There are many causes for urethral pain when sitting. There are jobs that are known to make people more prone to CP or chronic prostatitis, which causes urethral pain when sitting. Other causes include riding a bicycle, prolonged erections, or sitting that cause the perineal area to become compressed. This in turn cuts off blood circulation to the bladder, urethra and prostate. When this goes on for a long period of time, the pressure causes mast cell degranulation and compresses the pudendal nerve in men, leading to PNE or pudendal nerve entrapment. To help with this type of urethral pain when sitting, special donut type cushions are used to help keep pressure off of this nerve as well as the perineal area.

Urethral Pain in Women

In women, sitting jobs and giving birth as well as prolapse of the uterus and numerous urinary tract infections can cause urethral pain when sitting. This is all due to the same causes for the pain in men: sitting upon an area and having the nerve become entrapped or under constant pressure resulting in a lack of blood flow. The cause of pudendal nerve entrapment is the nerve being trapped. The constriction is generally caused by too much pressure or trauma to the area. When the nerve swells due to the lack of blood flow, it is stuck in the area due to natural surroundings. This disorder is also known to be genetic and seen developmentally, and is also called cyclist’s syndrome. This is commonly diagnosed as idiopathic vulvodynia, nonbacterial prostatitis, idiopathic penile pain syndrome and even prostatodynia- all of which are misdiagnoses.

Symptoms

Symptoms that are common in PNE would be pain while sitting that gets better with lying down and taking pressure off the area.
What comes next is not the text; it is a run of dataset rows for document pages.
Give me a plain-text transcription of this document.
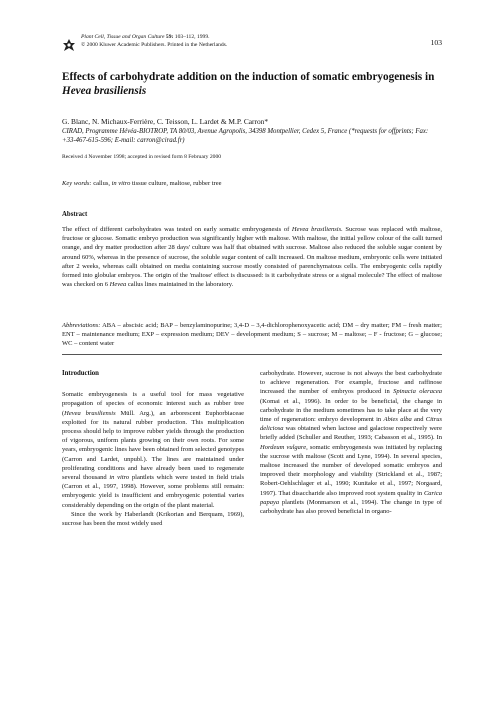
Plant Cell, Tissue and Organ Culture 59: 103–112, 1999.
© 2000 Kluwer Academic Publishers. Printed in the Netherlands.	103
Effects of carbohydrate addition on the induction of somatic embryogenesis in Hevea brasiliensis
G. Blanc, N. Michaux-Ferrière, C. Teisson, L. Lardet & M.P. Carron*
CIRAD, Programme Hévéa-BIOTROP, TA 80/03, Avenue Agropolis, 34398 Montpellier, Cedex 5, France (*requests for offprints; Fax: +33-467-615-596; E-mail: carron@cirad.fr)
Received 4 November 1998; accepted in revised form 8 February 2000
Key words: callus, in vitro tissue culture, maltose, rubber tree
Abstract
The effect of different carbohydrates was tested on early somatic embryogenesis of Hevea brasiliensis. Sucrose was replaced with maltose, fructose or glucose. Somatic embryo production was significantly higher with maltose. With maltose, the initial yellow colour of the calli turned orange, and dry matter production after 28 days' culture was half that obtained with sucrose. Maltose also reduced the soluble sugar content by around 60%, whereas in the presence of sucrose, the soluble sugar content of calli increased. On maltose medium, embryonic cells were initiated after 2 weeks, whereas calli obtained on media containing sucrose mostly consisted of parenchymatous cells. The embryogenic cells rapidly formed into globular embryos. The origin of the 'maltose' effect is discussed: is it carbohydrate stress or a signal molecule? The effect of maltose was checked on 6 Hevea callus lines maintained in the laboratory.
Abbreviations: ABA – abscisic acid; BAP – benzylaminopurine; 3,4-D – 3,4-dichlorophenoxyacetic acid; DM – dry matter; FM – fresh matter; ENT – maintenance medium; EXP – expression medium; DEV – development medium; S – sucrose; M – maltose; – F - fructose; G – glucose; WC – content water
Introduction

Somatic embryogenesis is a useful tool for mass vegetative propagation of species of economic interest such as rubber tree (Hevea brasiliensis Müll. Arg.), an arborescent Euphorbiaceae exploited for its natural rubber production. This multiplication process should help to improve rubber yields through the production of vigorous, uniform plants growing on their own roots. For some years, embryogenic lines have been obtained from selected genotypes (Carron and Lardet, unpubl.). The lines are maintained under proliferating conditions and have already been used to regenerate several thousand in vitro plantlets which were tested in field trials (Carron et al., 1997, 1998). However, some problems still remain: embryogenic yield is insufficient and embryogenic potential varies considerably depending on the origin of the plant material.

Since the work by Haberlandt (Krikorian and Berquam, 1969), sucrose has been the most widely used

carbohydrate. However, sucrose is not always the best carbohydrate to achieve regeneration. For example, fructose and raffinose increased the number of embryos produced in Spinacia oleracea (Komai et al., 1996). In order to be beneficial, the change in carbohydrate in the medium sometimes has to take place at the very time of regeneration: embryo development in Abies alba and Citrus deliciosa was obtained when lactose and galactose respectively were briefly added (Schuller and Reuther, 1993; Cabasson et al., 1995). In Hordeum vulgare, somatic embryogenesis was initiated by replacing the sucrose with maltose (Scott and Lyne, 1994). In several species, maltose increased the number of developed somatic embryos and improved their morphology and viability (Strickland et al., 1987; Robert-Oehlschlager et al., 1990; Kunitake et al., 1997; Norgaard, 1997). That disaccharide also improved root system quality in Carica papaya plantlets (Monmarson et al., 1994). The change in type of carbohydrate has also proved beneficial in organo-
The pain is normally felt in the urethra, rectum, or general genitalia depending on the area of the nerve that has become trapped. There are other causes such as disease of the spine, urologic disorders, and gynecological disorder that can be cause for a differential diagnosis.

Diagnosis and Treatment

The treatments for pudendal nerve entrapment includes avoiding whatever causes pain, guided image nerve blocks, medicines such as neurotin or Elavil, or in the last resort, surgery for decompressing the nerve. The guided image nerve block will help as a diagnosis tool for pudendal nerve entrapment, as the area of pain will become numb while this is completed. There is a test called a pudendal nerve motor latency test that is much like an electomyogram that senses the speed that the nerve conducts energy to the area. There are electrodes that are fixed to the perineum muscles under the vulva or the anal passage. These nerves are stimulated through the electrodes, and when the speed is seen to be slower, this means that pudendal nerve reactions are slow and the nerve is compressed or entrapped. This is rarely done, as it has been replaced by the guided image pudendal nerve blocks.